Não falei que essa notícia antiga merecia atenção? As investigações contra você ou seus filhos, prezado leitor, podem já estar de vento em popa. Arapongas devem estar infiltrados nas escolas para garantir que a máquina de xerox seja usada única e exclusivamente para a tarefa que a trouxe a lugares atrasados e burocratizados como o Brasil: tirar cópias do CIC e RG. Que depois devem de ser autenticadas em três vias no cartório, é claro!

Eu sou a favor da ordem e do progresso. E de pagar aos autores dos livros os legítimos direitos deles. Mas será que não há outro jeito de tratar o assunto?

Se autoridades são remuneradas para impedir o acesso aos livros, ou melhor, à “propriedade intelectual” como eles dizem… que papel resta ao estudante: virar uma espécie de sem-terra do conhecimento?

Como fica a vida de um universitário de humanas, por exemplo, que tem de ler por semestre trechos de 50 livros diferentes? Vai ter que estourar o bolso e a coluna para carregar esse fardo?

No site “Pirataria” do Ministério da Justiça não há respostas para essas perguntas. Mas há notícias: “Receita apreende 20 mil óculos falsificados provenientes de Shangai que utilizavam indevidamente a marca Hugo Boss.”

Outra: “Polícia Federal prende em Londrina 7 contrabandistascom bebidas e cigarros falsos.” A mercadoria está retida no depósito da Receita Federal.

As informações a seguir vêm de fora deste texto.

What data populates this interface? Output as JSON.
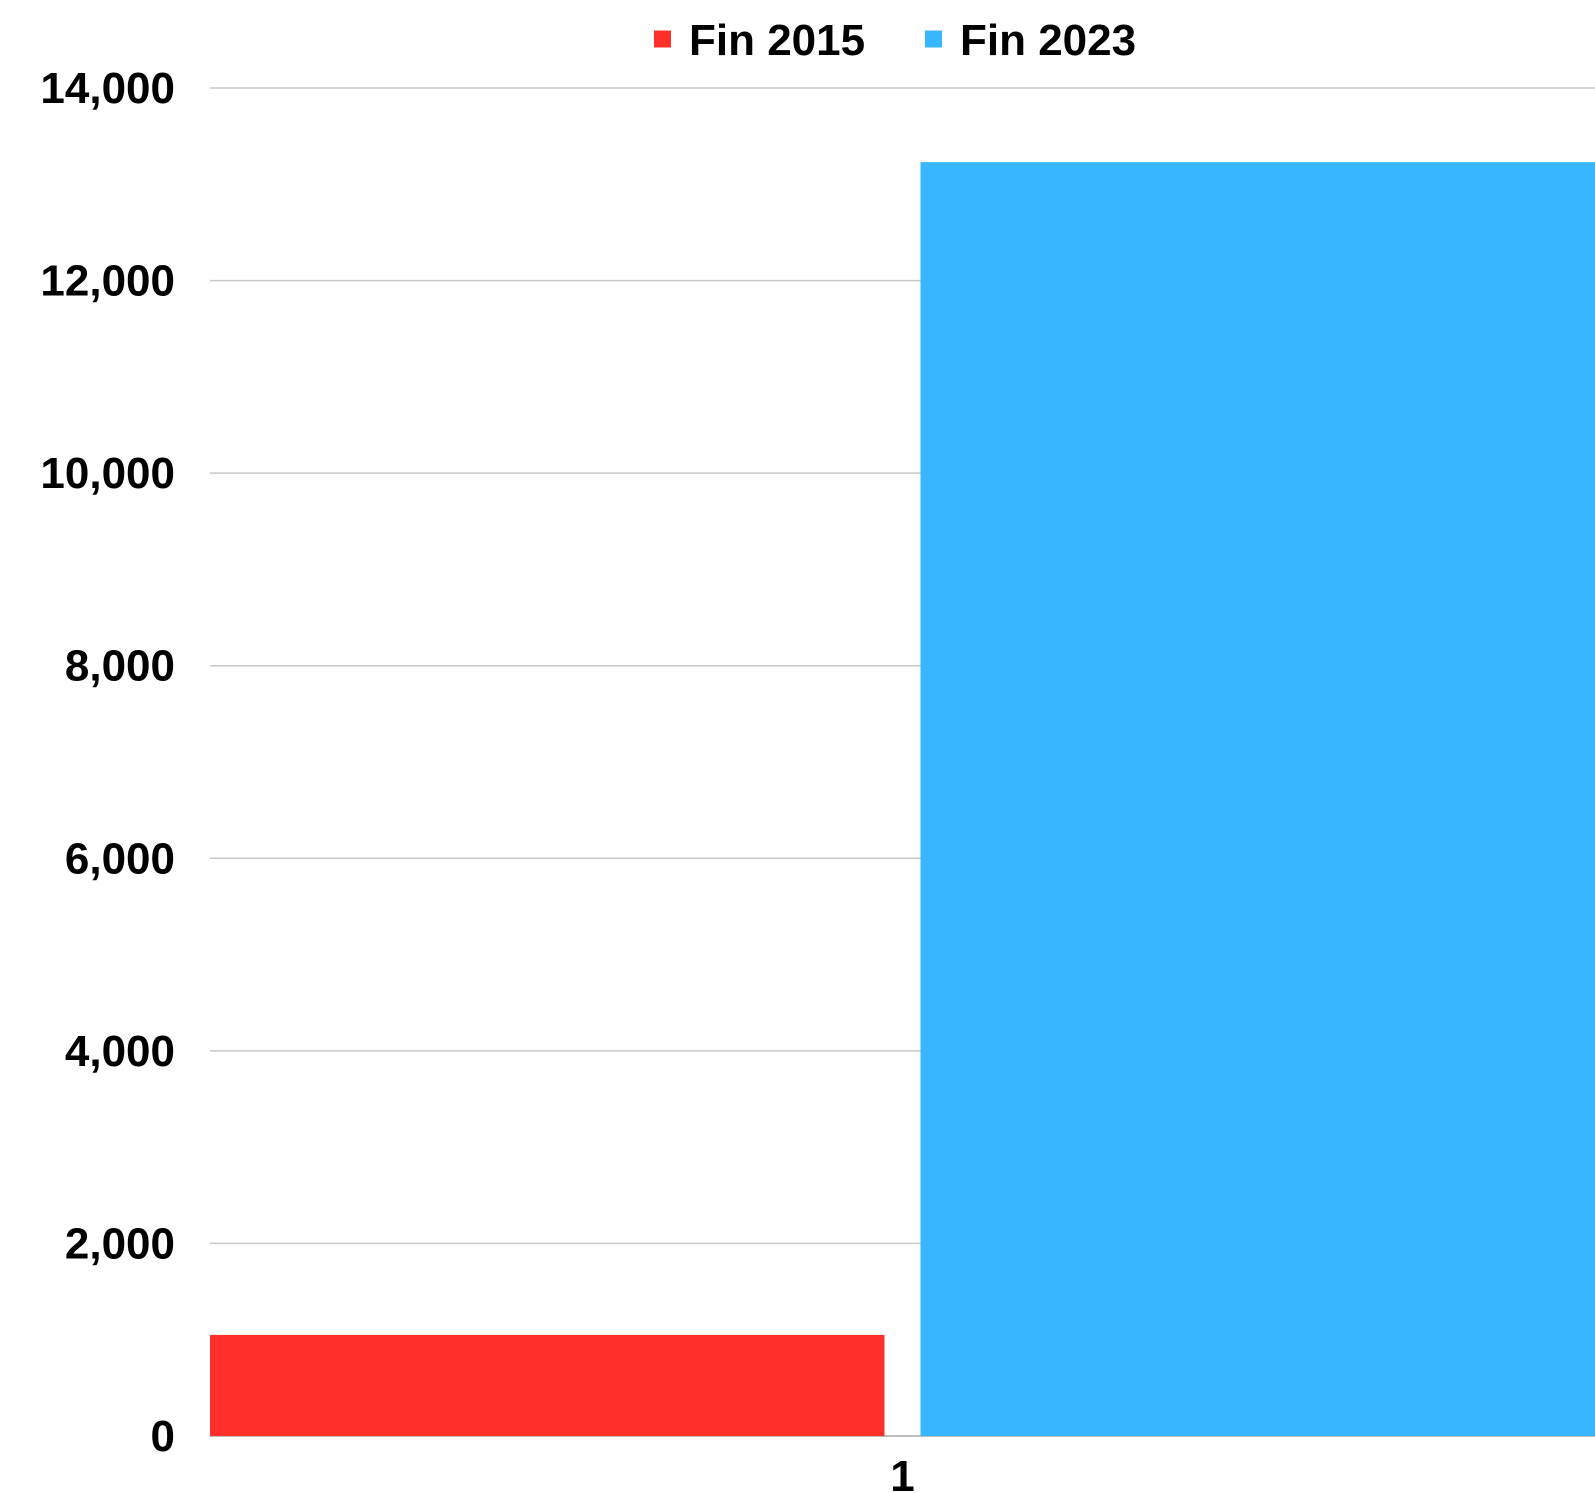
{
  "chart_data": {
    "type": "bar",
    "categories": [
      "1"
    ],
    "series": [
      {
        "name": "Fin 2015",
        "color": "#ff3029",
        "values": [
          1050
        ]
      },
      {
        "name": "Fin 2023",
        "color": "#38b6ff",
        "values": [
          13230
        ]
      }
    ],
    "ylim": [
      0,
      14000
    ],
    "yticks": [
      0,
      2000,
      4000,
      6000,
      8000,
      10000,
      12000,
      14000
    ],
    "ytick_labels": [
      "0",
      "2,000",
      "4,000",
      "6,000",
      "8,000",
      "10,000",
      "12,000",
      "14,000"
    ],
    "xlabel": "",
    "ylabel": "",
    "title": "",
    "grid": true,
    "legend_position": "top-center"
  }
}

Opa, olha aí uma saída para a crise! Se os estudantes copiadores estão na mesma categoria desse tipo de criminosos, assim que começar a valer a lei do Xerox Zero, automaticamente surge uma solução para a raquítica educação brasileira. Os depósitos da Receita vão ficar entupidos de cópias dos clássicos da literatura. Podem se tornar uma mega-rede de novas bibliotecas públicas espalhadas pelo Brasil!

Os estudantes, presos, resolvem o problema de moradia e alimentação. E as autoridades podem dormir tranqilas. Ou é melhor chamar os piratas para nos salvar desse non-sense?